Sunday, November 05, 2006

George Kuchar

Attended a screening of George Kuchar's most recent videos at the Siskel on Thursday with Pam and her housemate Emily, both of whom I think enjoyed themselves or at least found it interesting, but I loved it unconditionally. As he did when we brought him out to Seattle, George showed several of his diary videos, all of which were wonderful, and followed it with a ridiculously overblown campy melodrama that he made with his students at the Art Institute in SF, and which went on way too long. Of course, just as much as the actual work, the filmmaker was the draw and the biggest source of entertainment, and he didn't disappoint.

The program started on the wrong note when whoever it was that introduced Kuchar read a portion of an essay calling him "one of the great artists in the history of the medium," or something like that. Kuchar's films don't require such hyperbole. His place, along with his brother's, in the history of film, underground or otherwise, has much more to do with the amazing surplus of goodwill the rest of the film world feels towards him/them.
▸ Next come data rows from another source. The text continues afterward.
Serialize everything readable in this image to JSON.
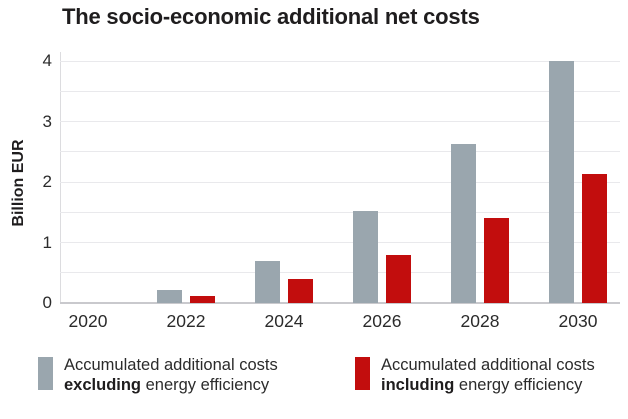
{
  "title": "The socio-economic additional net costs",
  "colors": {
    "bar_excluding": "#9AA6AE",
    "bar_including": "#C20D0D",
    "gridline": "#E9E9EC",
    "axis_line": "#C9C9CD",
    "text": "#2B2B2B",
    "title_text": "#1F1D1E"
  },
  "chart_data": {
    "type": "bar",
    "title": "The socio-economic additional net costs",
    "xlabel": "",
    "ylabel": "Billion EUR",
    "categories": [
      "2020",
      "2022",
      "2024",
      "2026",
      "2028",
      "2030"
    ],
    "series": [
      {
        "name": "Accumulated additional costs excluding energy efficiency",
        "color": "#9AA6AE",
        "values": [
          0,
          0.22,
          0.7,
          1.52,
          2.62,
          4.0
        ]
      },
      {
        "name": "Accumulated additional costs including energy efficiency",
        "color": "#C20D0D",
        "values": [
          0,
          0.12,
          0.4,
          0.8,
          1.4,
          2.13
        ]
      }
    ],
    "ylim": [
      0,
      4
    ],
    "ytick_labels": [
      "0",
      "1",
      "2",
      "3",
      "4"
    ],
    "grid_step": 0.5,
    "grid": true,
    "legend_position": "bottom"
  },
  "legend": {
    "items": [
      {
        "line1": "Accumulated additional costs",
        "bold": "excluding",
        "rest": " energy efficiency",
        "color": "#9AA6AE"
      },
      {
        "line1": "Accumulated additional costs",
        "bold": "including",
        "rest": " energy efficiency",
        "color": "#C20D0D"
      }
    ]
  }
}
His films are easy to like in a very fundamental way. The Kuchar brothers are both quintessential New York characters, lovably eccentric and wholly non-threatening (which is particularly important when you take into consideration the lurid subject matter of so many of their most influential films) - and their movies have a similar appeal. Amateurish, occasionally overearnest, delightfully strange, what-the-hell random, the Kuchars are perhaps unfairly treated something akin to outsider artists in the history of experimental filmmaking - the "perhaps" is there because when placed alongside Jacobs, Brakhage, even Jack Smith, it's clear that the Kuchars have a different, much less deliberately confrontational, relationship with the medium.
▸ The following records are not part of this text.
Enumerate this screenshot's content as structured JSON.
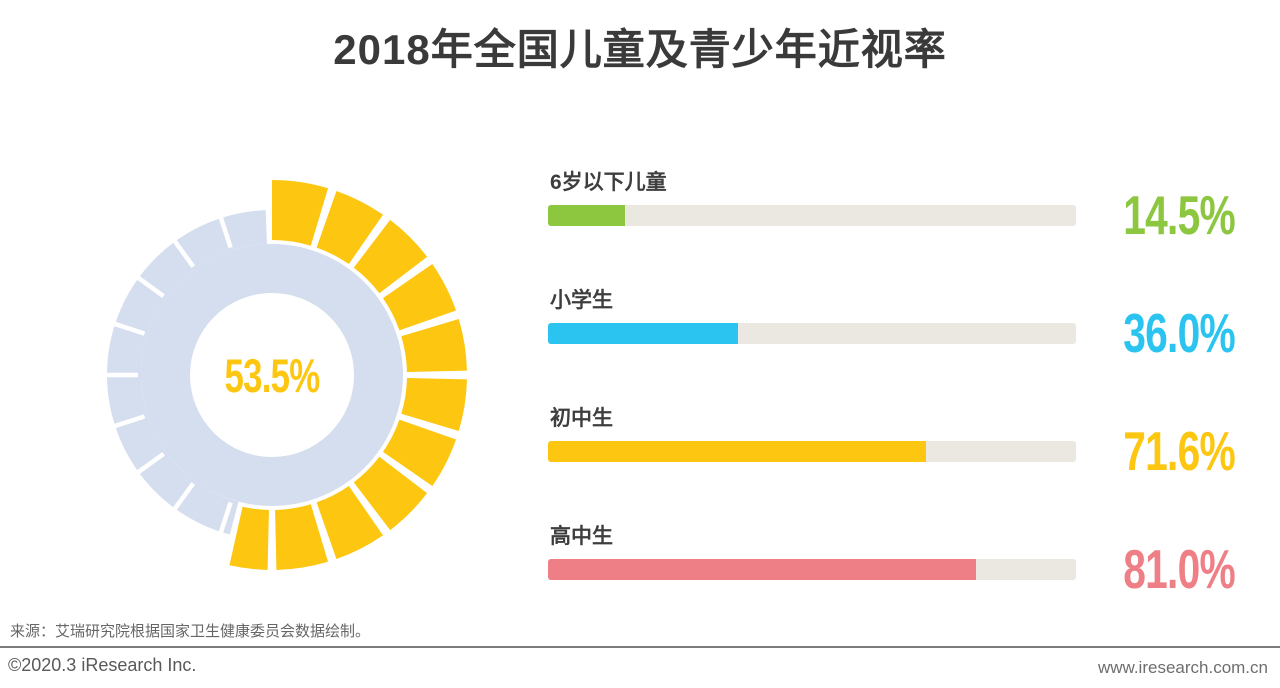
{
  "title": "2018年全国儿童及青少年近视率",
  "chart_data": [
    {
      "type": "pie",
      "subtype": "segmented-donut-gauge",
      "value": 53.5,
      "center_label": "53.5%",
      "segments_per_circle": 20,
      "start_angle_deg": 0,
      "direction": "clockwise",
      "colors": {
        "filled": "#FCC611",
        "rest": "#D5DEEF"
      }
    },
    {
      "type": "bar",
      "orientation": "horizontal",
      "categories": [
        "6岁以下儿童",
        "小学生",
        "初中生",
        "高中生"
      ],
      "values": [
        14.5,
        36.0,
        71.6,
        81.0
      ],
      "value_labels": [
        "14.5%",
        "36.0%",
        "71.6%",
        "81.0%"
      ],
      "colors": [
        "#8DC63F",
        "#2BC4F0",
        "#FCC611",
        "#EF7F87"
      ],
      "track_color": "#EBE8E1",
      "xlim": [
        0,
        100
      ],
      "grid": false,
      "legend": false
    }
  ],
  "source_note": "来源：艾瑞研究院根据国家卫生健康委员会数据绘制。",
  "footer": {
    "left": "©2020.3 iResearch Inc.",
    "right": "www.iresearch.com.cn"
  }
}
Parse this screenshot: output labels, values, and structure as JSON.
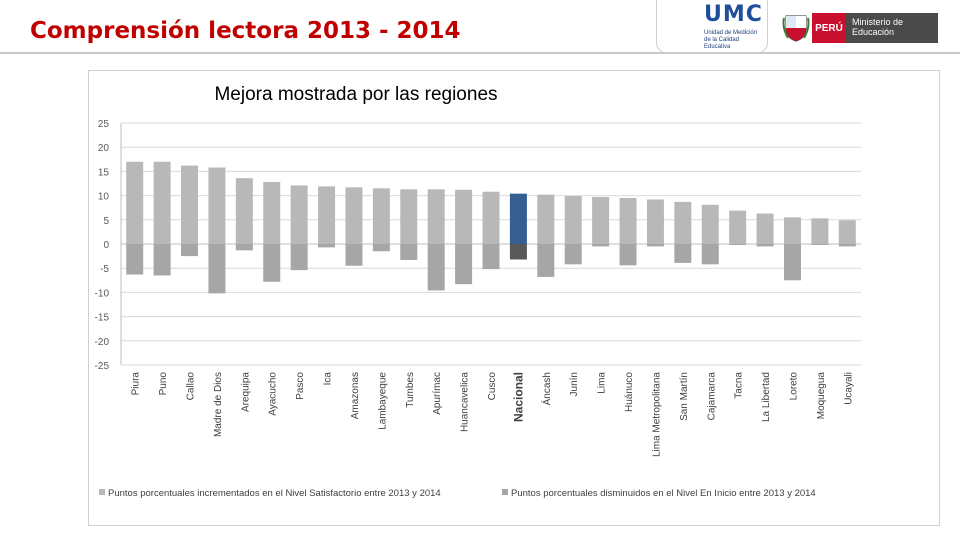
{
  "header": {
    "title": "Comprensión lectora 2013 - 2014",
    "umc_logo": "UMC",
    "umc_subtitle": "Unidad de Medición de la Calidad Educativa",
    "peru_label": "PERÚ",
    "ministry_label": "Ministerio de Educación"
  },
  "colors": {
    "title": "#c00000",
    "positive": "#b8b8b8",
    "negative": "#a6a6a6",
    "national_positive": "#365f91",
    "national_negative": "#595959",
    "grid": "#d9d9d9"
  },
  "chart_data": {
    "type": "bar",
    "title": "Mejora mostrada por las regiones",
    "categories": [
      "Piura",
      "Puno",
      "Callao",
      "Madre de Dios",
      "Arequipa",
      "Ayacucho",
      "Pasco",
      "Ica",
      "Amazonas",
      "Lambayeque",
      "Tumbes",
      "Apurímac",
      "Huancavelica",
      "Cusco",
      "Nacional",
      "Áncash",
      "Junín",
      "Lima",
      "Huánuco",
      "Lima Metropolitana",
      "San Martín",
      "Cajamarca",
      "Tacna",
      "La Libertad",
      "Loreto",
      "Moquegua",
      "Ucayali"
    ],
    "highlight_category": "Nacional",
    "series": [
      {
        "name": "Puntos porcentuales incrementados en el Nivel Satisfactorio entre 2013 y 2014",
        "values": [
          17.0,
          17.0,
          16.2,
          15.8,
          13.6,
          12.8,
          12.1,
          11.9,
          11.7,
          11.5,
          11.3,
          11.3,
          11.2,
          10.8,
          10.4,
          10.2,
          9.9,
          9.7,
          9.5,
          9.2,
          8.7,
          8.1,
          6.9,
          6.3,
          5.5,
          5.3,
          4.9
        ]
      },
      {
        "name": "Puntos porcentuales disminuidos en el Nivel En Inicio entre 2013 y 2014",
        "values": [
          -6.3,
          -6.5,
          -2.5,
          -10.2,
          -1.3,
          -7.8,
          -5.4,
          -0.7,
          -4.5,
          -1.5,
          -3.3,
          -9.6,
          -8.3,
          -5.2,
          -3.2,
          -6.8,
          -4.2,
          -0.5,
          -4.4,
          -0.5,
          -3.9,
          -4.2,
          -0.2,
          -0.5,
          -7.5,
          -0.2,
          -0.5
        ]
      }
    ],
    "yticks": [
      "25",
      "20",
      "15",
      "10",
      "5",
      "0",
      "-5",
      "-10",
      "-15",
      "-20",
      "-25"
    ],
    "ylim": [
      -25,
      25
    ],
    "legend_position": "bottom"
  }
}
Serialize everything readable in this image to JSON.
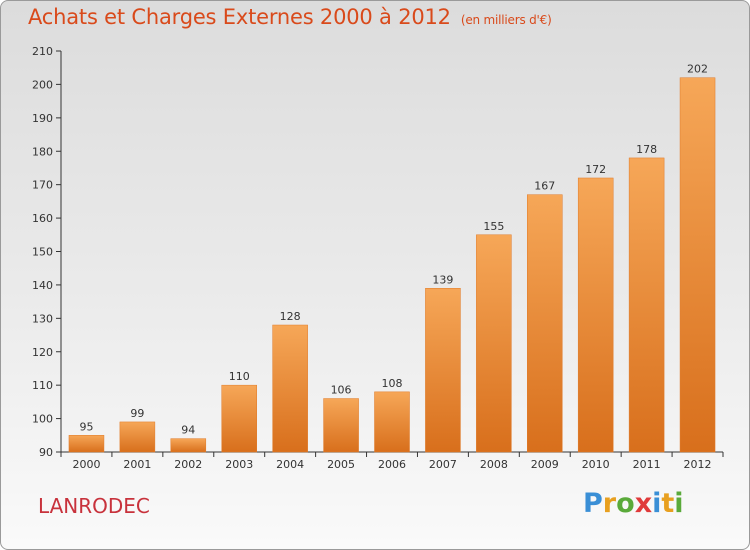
{
  "title": "Achats et Charges Externes 2000 à 2012",
  "unit": "(en milliers d'€)",
  "commune": "LANRODEC",
  "logo": {
    "letters": [
      "P",
      "r",
      "o",
      "x",
      "i",
      "t",
      "i"
    ],
    "colors": [
      "#3a8fd6",
      "#e8a020",
      "#5aaa3a",
      "#e03a3a",
      "#3a8fd6",
      "#e8a020",
      "#5aaa3a"
    ]
  },
  "colors": {
    "bar_top": "#f6a758",
    "bar_bottom": "#d86f1c",
    "title": "#d94a1b",
    "commune": "#c8323c"
  },
  "chart_data": {
    "type": "bar",
    "categories": [
      "2000",
      "2001",
      "2002",
      "2003",
      "2004",
      "2005",
      "2006",
      "2007",
      "2008",
      "2009",
      "2010",
      "2011",
      "2012"
    ],
    "values": [
      95,
      99,
      94,
      110,
      128,
      106,
      108,
      139,
      155,
      167,
      172,
      178,
      202
    ],
    "ylim": [
      90,
      210
    ],
    "yticks": [
      90,
      100,
      110,
      120,
      130,
      140,
      150,
      160,
      170,
      180,
      190,
      200,
      210
    ],
    "grid": false,
    "legend": "none"
  }
}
George Kuchar's diary videos on Thursday, all of which he shot over the summer and had recently finished editing, are truly delightful (to repeat myself), free-flowing jumbles. His presence at the center of all of them is key to their appeal, along with their endearing over-utilization of editing tricks (George has Final Cut Pro now, evidently). And I love the very basic philosophy of his video-making, that he carries a camera with him whenever he feels like filming something and then just turns it on, whether that's taking his aging mother around the block, visiting John Waters or Robert Breer, having dinner at a friend's house, or watching Mother Angelica on late night television. He'll jump from one location to another, and even, in one film, alternate between documentary and fiction, with no apparent motivation (narrative or otherwise). All this can be done because Kuchar creates a space that neither mythologizes nor belittles the everyday, but is instead an investigation of the quotidian for the sometimes faint traces of the stuff of melodramas and movie spectacles. But Kuchar makes no effort to compile them into one grand lurid narrative (even his grand lurid narratives are disjointed enough that they can't really be considered as such), he realizes they exist as bits and pieces and doesn't try to force them into any other formation.